Maintaining Strong Client Relationships 

“Our customers are what keeps the lights on,” Habben observed. “They’re what keeps the door open.” That’s why, foremost above all, integration business owners must cultivate and protect strong client relationships. According to Hennings, most customers “get it” that we’re living in a period with high product demand and low component supply; even so, it’s imperative for integrators to keep communication open and honest. “Build into that quote document some language on the proposal side,” he suggested. “[Like,] ‘these are the things we’re experiencing.’ Make sure the customer is aware of it.” In fact, Hennings floated the idea of putting a bucket of “contingency funds” in your quote — some padding to preclude having to return to the client and retroactively increase their cost. Amplifying that point, Habben added, “Trying to build that number on the frontend, so we don’t have to have those uncomfortable conversations is, I think, better practice.” 


But for NSCA-affiliated integrators like Habben and Hennings — business leaders whose stock-in-trade centers on long-term, trust-based relationships — having frank conversations with customers might be easier than one would imagine.
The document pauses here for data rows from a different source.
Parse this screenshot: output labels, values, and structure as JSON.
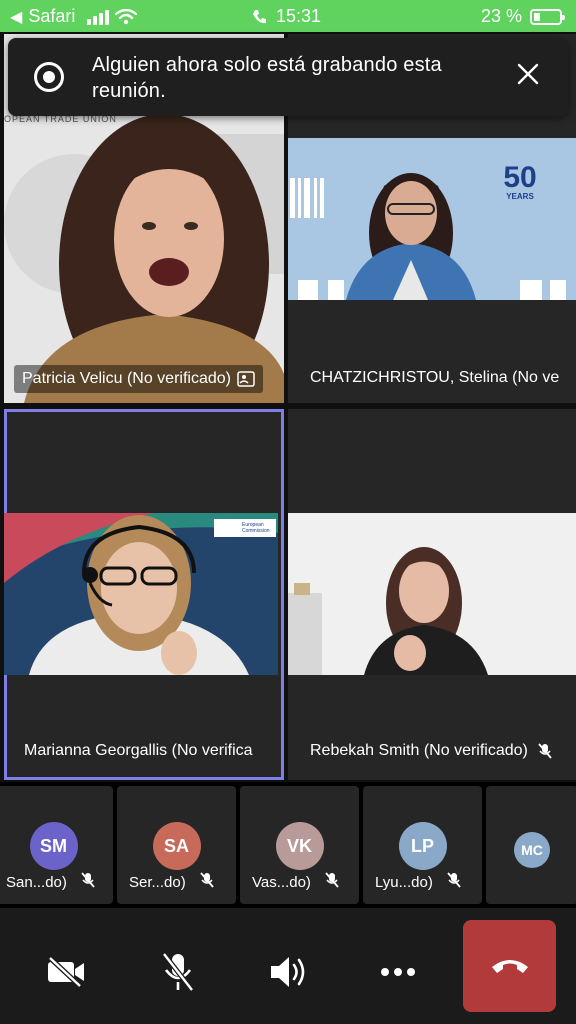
{
  "status_bar": {
    "back_app": "Safari",
    "time": "15:31",
    "battery": "23 %",
    "battery_level": 0.23,
    "bg_color": "#5fd35e"
  },
  "notification": {
    "message": "Alguien ahora solo está grabando esta reunión.",
    "icon": "recording-icon",
    "close_icon": "close-icon"
  },
  "video_tiles": [
    {
      "name": "Patricia Velicu (No verificado)",
      "active": true,
      "badge_icon": "contact-card-icon"
    },
    {
      "name": "CHATZICHRISTOU, Stelina (No ve",
      "active": false
    },
    {
      "name": "Marianna Georgallis (No verifica",
      "active": true
    },
    {
      "name": "Rebekah Smith (No verificado)",
      "active": false,
      "mic_icon": "mic-muted-icon"
    }
  ],
  "video_text": {
    "tile1_banner": "OPEAN TRADE UNION",
    "tile2_logo_big": "50",
    "tile2_logo_small": "YEARS",
    "tile3_logo": "European Commission"
  },
  "participants": [
    {
      "initials": "SM",
      "label": "San...do)",
      "color": "#6b63c9"
    },
    {
      "initials": "SA",
      "label": "Ser...do)",
      "color": "#c76a5a"
    },
    {
      "initials": "VK",
      "label": "Vas...do)",
      "color": "#b89a98"
    },
    {
      "initials": "LP",
      "label": "Lyu...do)",
      "color": "#8aa9c8"
    },
    {
      "initials": "MC",
      "label": "",
      "color": "#8aa9c8"
    }
  ],
  "controls": {
    "camera": "camera-off-icon",
    "mic": "mic-off-icon",
    "speaker": "speaker-icon",
    "more": "more-icon",
    "hangup": "hangup-icon",
    "hangup_color": "#b33a3a"
  }
}
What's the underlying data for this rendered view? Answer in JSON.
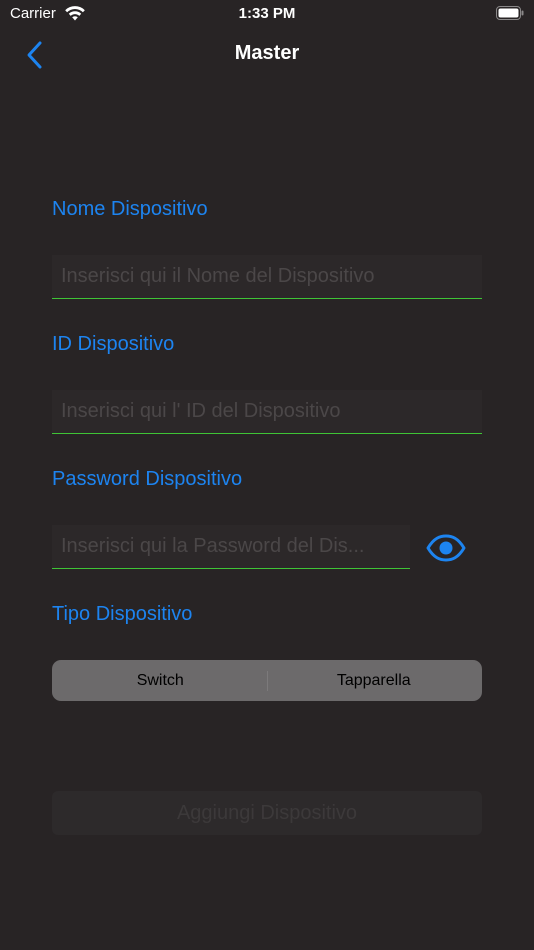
{
  "status_bar": {
    "carrier": "Carrier",
    "time": "1:33 PM",
    "icons": [
      "wifi-icon",
      "battery-icon"
    ]
  },
  "nav": {
    "title": "Master",
    "back_icon": "chevron-left-icon"
  },
  "form": {
    "name": {
      "label": "Nome Dispositivo",
      "value": "",
      "placeholder": "Inserisci qui il Nome del Dispositivo"
    },
    "id": {
      "label": "ID Dispositivo",
      "value": "",
      "placeholder": "Inserisci qui l' ID del Dispositivo"
    },
    "password": {
      "label": "Password Dispositivo",
      "value": "",
      "placeholder": "Inserisci qui la Password del Dis...",
      "toggle_icon": "eye-icon"
    },
    "type": {
      "label": "Tipo Dispositivo",
      "options": [
        "Switch",
        "Tapparella"
      ]
    },
    "submit_label": "Aggiungi Dispositivo"
  },
  "colors": {
    "background": "#282425",
    "accent": "#1d84f0",
    "input_underline": "#3fc436",
    "segment_background": "#6c6a6b",
    "disabled_text": "#3c393a"
  }
}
The key is to understand the discussion as one element of strategically planning which projects your firm is going to run with. For Hennings, that means “…consciously having that right conversation. Being upfront about what it’s going to cost with this finite resource pool — both on the product side and people. We can’t get to every job this year. So, which ones can we do, at the budget customers are wanting to do it in, and [how can we] allocate resources accordingly?” 

Adhering to Core Values 

Part of serving your customer well, Wilson said, is rejecting advice occasionally given by vendors to “bury” surcharges and price increases in labor costs. “My advice is, don’t listen to that,” he said with conviction. “Listen to your own code of ethics and your business best practices — your core values. Listen to that, rather than people who are just trying to make an easy sale.” 

Equally important, Wilson implored, is not to be one of those integrators sitting at a project-kickoff meeting, secretly knowing your firm isn’t going to make any profit on that job. Instead, find clients who recognize the art and science of AV integration and who value your firm’s expertise. Find customers who are seeking a long-term relationship, rather than a simple, one-time design-and-installation gig. “Our mindset as solution providers,” Wilson concluded, “is really to focus on what happens after that.”